Developing gluten-free snacks
can be challenging due to the difficulty in replacing the functionality that gluten proteins add to food products. Gluten is a critical element in forming the internal structure of baked goods and snack food products, and impacts elements such as texture, and surface browning, which contributes to flavor. Removing gluten also necessitates the complete removal of wheat ingredients, so replacement of starch content with other sources is also important.
When formulating without gluten, it is important to replace each of the functional benefits of gluten to ensure a good quality product. Alternative protein sources such as dairy or plant-based protein concentrate or flours can replace the nutritional contribution of gluten while also enabling the surface browning activity that contributes to pleasing flavor and color attributes. Not all proteins offer the structural benefits that gluten inherently provides, so additional ingredients may be necessary to add that functionality.
Xanthan gum is commonly used in gluten free formulations to help bind the components of dough matrices together and act as the scaffolding necessary for internal cell structure (sometimes referred to as “crumb”) formation. Alternatively, the addition of transglutaminase (colloquially referred to as “meat glue,” though it is not derived from meat) can facilitate the formation of protein bonds that will mimic the gluten structure and thus assist in developing the familiar texture of gluten containing products.
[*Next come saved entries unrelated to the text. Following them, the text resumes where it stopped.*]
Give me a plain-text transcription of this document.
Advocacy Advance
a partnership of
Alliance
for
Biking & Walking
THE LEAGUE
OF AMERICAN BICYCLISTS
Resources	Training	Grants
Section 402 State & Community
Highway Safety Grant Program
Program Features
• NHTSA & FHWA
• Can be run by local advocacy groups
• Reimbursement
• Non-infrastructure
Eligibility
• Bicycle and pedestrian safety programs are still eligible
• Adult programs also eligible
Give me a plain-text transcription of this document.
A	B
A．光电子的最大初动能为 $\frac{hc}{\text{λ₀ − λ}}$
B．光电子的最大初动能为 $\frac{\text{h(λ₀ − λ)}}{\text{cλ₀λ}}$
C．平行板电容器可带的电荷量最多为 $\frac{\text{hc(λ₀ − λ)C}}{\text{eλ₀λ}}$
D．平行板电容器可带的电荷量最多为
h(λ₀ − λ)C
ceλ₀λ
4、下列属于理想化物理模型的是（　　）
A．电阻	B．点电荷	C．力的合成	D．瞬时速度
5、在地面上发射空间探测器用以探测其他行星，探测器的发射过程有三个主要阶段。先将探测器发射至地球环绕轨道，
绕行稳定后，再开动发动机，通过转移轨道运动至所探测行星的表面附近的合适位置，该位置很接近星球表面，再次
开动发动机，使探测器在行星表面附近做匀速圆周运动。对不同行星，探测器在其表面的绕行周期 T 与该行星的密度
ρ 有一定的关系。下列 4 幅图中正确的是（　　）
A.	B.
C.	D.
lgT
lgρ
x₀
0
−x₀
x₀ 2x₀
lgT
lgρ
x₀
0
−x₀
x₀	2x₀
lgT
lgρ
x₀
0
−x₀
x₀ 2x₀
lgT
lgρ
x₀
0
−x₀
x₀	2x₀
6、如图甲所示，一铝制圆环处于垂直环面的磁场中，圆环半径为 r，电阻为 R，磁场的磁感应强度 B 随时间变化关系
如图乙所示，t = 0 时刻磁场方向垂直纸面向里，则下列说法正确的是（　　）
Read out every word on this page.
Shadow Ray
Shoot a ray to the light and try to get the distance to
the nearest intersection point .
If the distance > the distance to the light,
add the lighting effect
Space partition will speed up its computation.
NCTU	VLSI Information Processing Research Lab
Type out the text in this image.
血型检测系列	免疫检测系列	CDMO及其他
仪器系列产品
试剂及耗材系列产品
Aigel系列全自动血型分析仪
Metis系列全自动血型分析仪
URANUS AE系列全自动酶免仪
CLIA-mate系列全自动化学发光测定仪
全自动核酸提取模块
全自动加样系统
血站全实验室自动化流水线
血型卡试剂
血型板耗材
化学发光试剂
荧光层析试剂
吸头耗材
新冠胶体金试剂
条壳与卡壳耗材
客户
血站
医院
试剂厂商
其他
Replacing the starch from wheat flours is thankfully an easier task than replacing the gluten functionality, as there are many relatively inexpensive gluten-free starch sources available in the market. These may include but are not limited to: tapioca (cassava) starch, rice starch, pea starch, corn starch, potato starch, or any number of flours not derived from wheat or barley. Every starch has slightly different functional properties, so the assistance of a food scientist can be tremendously helpful in selecting the proper starch or starches to use in gluten free formulations.